Cyberattaques sur les identités: analyse du Microsoft Digital Defense Report de 2025

06 novembre 2025

Les attaques basées sur l'identité dominent le paysage des cybermenaces (et font la une des journaux). S'agit-il d'une tendance entièrement nouvelle, ou est-ce seulement l'accent mis sur ces attaques qui est nouveau ?

Nick Ascoli, chercheur en sécurité et animateur de Leaky Weekly, s'est entretenu avec Mike Iaconiani, expert en sécurité des identités chez Flare, au sujet du rapport 2025 de Microsoft sur la défense numérique et de leurs questions à ce sujet. 

Dans ce récapitulatif hebdomadaire de Leaky, nous abordons les points suivants :

  • L'identité est-elle importante ? vraiment Un problème si important ?
  • Une sécurité qui prend en compte les agents d'IA et les identités non humaines
  • Augmentation des attaques par pulvérisation de mots de passe et des vols de jetons 
  • Le rôle des intermédiaires d'accès initial dans la cybercriminalité
  • Les modifications de jeux (mods) comme vecteur d'attaque inattendu
  • Remise en question des rapports de Microsoft sur les attaques de voleurs d'informations

Suivez ce reportage sur Spotify, Podcasts Apple, YouTube (ci-dessous), et/ou continuez à lire cet article pour en découvrir les points saillants.

La sécurité de l'identité est-elle un nouveau sujet de discussion ?

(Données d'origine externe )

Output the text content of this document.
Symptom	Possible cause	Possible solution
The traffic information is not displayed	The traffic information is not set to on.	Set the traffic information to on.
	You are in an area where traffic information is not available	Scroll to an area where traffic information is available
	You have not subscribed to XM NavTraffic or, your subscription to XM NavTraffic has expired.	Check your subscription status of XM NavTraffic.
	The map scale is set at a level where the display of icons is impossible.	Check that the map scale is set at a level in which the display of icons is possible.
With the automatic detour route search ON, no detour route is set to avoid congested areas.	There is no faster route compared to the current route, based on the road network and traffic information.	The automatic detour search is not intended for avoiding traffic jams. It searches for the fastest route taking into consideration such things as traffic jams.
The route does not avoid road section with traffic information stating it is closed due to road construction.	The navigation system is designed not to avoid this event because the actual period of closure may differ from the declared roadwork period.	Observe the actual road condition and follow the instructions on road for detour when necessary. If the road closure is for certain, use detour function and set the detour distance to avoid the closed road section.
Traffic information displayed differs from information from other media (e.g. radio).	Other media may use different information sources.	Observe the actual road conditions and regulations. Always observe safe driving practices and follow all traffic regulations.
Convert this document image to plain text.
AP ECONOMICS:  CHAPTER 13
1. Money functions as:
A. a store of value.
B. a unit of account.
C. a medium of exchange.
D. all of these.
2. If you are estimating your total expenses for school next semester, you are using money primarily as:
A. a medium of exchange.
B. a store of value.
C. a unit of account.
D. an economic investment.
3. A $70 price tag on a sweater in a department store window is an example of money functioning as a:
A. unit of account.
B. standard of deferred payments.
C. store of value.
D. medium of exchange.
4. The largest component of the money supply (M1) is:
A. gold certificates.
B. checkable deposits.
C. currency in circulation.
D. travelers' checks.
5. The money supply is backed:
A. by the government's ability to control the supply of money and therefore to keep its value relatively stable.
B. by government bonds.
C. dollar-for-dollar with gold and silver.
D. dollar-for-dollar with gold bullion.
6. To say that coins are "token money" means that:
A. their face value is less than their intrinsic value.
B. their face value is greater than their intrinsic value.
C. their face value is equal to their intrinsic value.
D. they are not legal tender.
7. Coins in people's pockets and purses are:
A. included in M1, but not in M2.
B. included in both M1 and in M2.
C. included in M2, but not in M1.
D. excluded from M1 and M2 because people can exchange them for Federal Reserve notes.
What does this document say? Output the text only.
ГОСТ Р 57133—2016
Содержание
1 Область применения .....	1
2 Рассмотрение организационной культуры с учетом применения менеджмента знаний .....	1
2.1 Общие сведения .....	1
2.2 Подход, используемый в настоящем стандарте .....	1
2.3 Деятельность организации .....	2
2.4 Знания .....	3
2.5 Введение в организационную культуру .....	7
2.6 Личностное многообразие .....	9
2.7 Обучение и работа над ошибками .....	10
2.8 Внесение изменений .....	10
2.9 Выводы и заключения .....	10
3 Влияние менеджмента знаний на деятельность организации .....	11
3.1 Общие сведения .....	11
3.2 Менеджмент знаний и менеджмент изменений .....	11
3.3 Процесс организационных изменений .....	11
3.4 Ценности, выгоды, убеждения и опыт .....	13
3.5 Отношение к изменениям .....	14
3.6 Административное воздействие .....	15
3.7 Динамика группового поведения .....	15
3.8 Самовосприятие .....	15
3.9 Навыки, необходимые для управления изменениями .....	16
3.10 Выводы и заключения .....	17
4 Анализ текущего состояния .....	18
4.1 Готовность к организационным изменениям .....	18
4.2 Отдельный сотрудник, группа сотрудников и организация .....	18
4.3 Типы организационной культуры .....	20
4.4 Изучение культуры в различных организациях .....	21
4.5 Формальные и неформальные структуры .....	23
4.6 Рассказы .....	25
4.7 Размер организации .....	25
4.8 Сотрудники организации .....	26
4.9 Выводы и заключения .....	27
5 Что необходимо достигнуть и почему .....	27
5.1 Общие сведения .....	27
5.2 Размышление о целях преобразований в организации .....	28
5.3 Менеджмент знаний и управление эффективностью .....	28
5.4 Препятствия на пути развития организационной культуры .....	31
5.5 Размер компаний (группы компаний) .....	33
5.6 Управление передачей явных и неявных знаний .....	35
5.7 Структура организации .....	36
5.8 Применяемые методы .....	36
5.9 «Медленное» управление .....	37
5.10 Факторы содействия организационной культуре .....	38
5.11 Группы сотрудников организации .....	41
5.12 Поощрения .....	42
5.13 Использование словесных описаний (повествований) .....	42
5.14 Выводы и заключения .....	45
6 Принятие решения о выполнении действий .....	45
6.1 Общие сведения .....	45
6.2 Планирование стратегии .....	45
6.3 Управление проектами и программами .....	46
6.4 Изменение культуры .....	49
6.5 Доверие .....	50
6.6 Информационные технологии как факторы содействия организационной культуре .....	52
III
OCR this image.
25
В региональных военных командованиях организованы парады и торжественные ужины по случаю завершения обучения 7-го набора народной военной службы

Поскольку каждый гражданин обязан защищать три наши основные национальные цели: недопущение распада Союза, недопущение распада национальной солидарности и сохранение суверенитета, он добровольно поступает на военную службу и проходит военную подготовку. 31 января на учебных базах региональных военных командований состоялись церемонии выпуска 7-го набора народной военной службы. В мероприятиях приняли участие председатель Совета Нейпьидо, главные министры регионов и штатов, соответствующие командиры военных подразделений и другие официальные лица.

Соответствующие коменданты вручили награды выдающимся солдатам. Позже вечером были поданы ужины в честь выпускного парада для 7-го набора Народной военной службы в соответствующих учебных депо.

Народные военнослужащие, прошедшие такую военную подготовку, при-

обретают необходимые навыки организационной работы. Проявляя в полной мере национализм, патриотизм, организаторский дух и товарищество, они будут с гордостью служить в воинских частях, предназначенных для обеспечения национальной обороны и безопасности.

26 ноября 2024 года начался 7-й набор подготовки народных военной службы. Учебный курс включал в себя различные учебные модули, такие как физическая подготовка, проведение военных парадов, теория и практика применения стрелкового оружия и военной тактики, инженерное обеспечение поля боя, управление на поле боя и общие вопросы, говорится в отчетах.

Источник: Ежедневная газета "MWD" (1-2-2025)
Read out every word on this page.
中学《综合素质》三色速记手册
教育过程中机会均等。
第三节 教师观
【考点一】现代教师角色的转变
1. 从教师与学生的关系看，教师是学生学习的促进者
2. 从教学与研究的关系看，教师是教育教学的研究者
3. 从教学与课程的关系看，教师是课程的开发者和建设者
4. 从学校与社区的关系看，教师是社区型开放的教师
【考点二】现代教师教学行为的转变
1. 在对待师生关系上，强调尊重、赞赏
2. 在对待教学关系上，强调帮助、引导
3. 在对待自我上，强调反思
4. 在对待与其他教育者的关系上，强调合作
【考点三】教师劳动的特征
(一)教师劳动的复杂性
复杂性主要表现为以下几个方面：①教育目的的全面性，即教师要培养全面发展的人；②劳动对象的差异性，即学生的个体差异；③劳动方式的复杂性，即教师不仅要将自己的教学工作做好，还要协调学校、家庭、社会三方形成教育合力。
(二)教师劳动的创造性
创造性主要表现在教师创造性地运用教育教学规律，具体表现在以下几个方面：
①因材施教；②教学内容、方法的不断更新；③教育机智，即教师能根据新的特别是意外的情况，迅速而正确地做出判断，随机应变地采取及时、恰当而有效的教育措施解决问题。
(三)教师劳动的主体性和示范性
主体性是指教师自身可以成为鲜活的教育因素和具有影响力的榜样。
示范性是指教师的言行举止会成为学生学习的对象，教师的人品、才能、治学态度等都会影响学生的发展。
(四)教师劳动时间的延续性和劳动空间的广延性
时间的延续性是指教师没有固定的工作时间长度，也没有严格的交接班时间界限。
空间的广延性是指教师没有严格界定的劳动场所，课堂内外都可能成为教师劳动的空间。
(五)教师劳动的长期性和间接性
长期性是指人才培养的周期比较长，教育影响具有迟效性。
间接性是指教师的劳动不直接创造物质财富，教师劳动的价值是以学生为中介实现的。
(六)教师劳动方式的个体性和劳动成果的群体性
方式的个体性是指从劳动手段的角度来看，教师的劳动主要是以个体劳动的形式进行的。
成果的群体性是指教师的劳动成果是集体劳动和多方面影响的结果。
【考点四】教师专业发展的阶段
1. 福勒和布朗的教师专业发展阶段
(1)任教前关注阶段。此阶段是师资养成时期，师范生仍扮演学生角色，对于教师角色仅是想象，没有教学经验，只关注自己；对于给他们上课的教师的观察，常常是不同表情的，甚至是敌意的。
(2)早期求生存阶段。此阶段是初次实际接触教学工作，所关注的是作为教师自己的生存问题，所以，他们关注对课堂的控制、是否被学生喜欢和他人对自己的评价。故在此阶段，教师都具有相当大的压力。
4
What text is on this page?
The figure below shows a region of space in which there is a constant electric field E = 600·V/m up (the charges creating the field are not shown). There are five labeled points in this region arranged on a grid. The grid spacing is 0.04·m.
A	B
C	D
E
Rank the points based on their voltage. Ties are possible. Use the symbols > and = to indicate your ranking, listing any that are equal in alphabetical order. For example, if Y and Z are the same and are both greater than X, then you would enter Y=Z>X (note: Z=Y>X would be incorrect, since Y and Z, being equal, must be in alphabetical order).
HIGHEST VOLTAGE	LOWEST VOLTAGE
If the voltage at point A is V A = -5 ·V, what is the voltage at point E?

Ces deux dernières années, l'accent a été mis sur la protection des identités. Cela s'explique probablement par le fait que les données sensibles et réglementées, auparavant stockées sur site, sont désormais hébergées dans une application SaaS. De plus, une simple authentification via un cookie ou une autre forme d'accès à une application SaaS est possible. 

Il y a une dizaine d'années, les acteurs malveillants devaient maîtriser le pivotement interne et le piratage, tandis que désormais, ils sont capables de trouver des identifiants fonctionnels avec beaucoup plus d'assurance grâce à de fichiers cleptogiciels et en martelant un portail de connexion. 

Pour compléter ce changement de méthode d'attaque, les acteurs malveillants automatisent désormais les attaques par force brute grâce à des agents d'IA.

Notre conclusion : l’identité est devenue un sujet de discussion plus important ces dernières années, car le stockage des données et les méthodes de connexion ont évolué, tout comme les méthodes des acteurs malveillants. 

Agents IA et identités non humaines : la prochaine frontière

L'une des conclusions les plus novatrices de Microsoft porte sur les identités non humaines : les comptes utilisés par les services, les applications et les agents d'IA/identités non humaines.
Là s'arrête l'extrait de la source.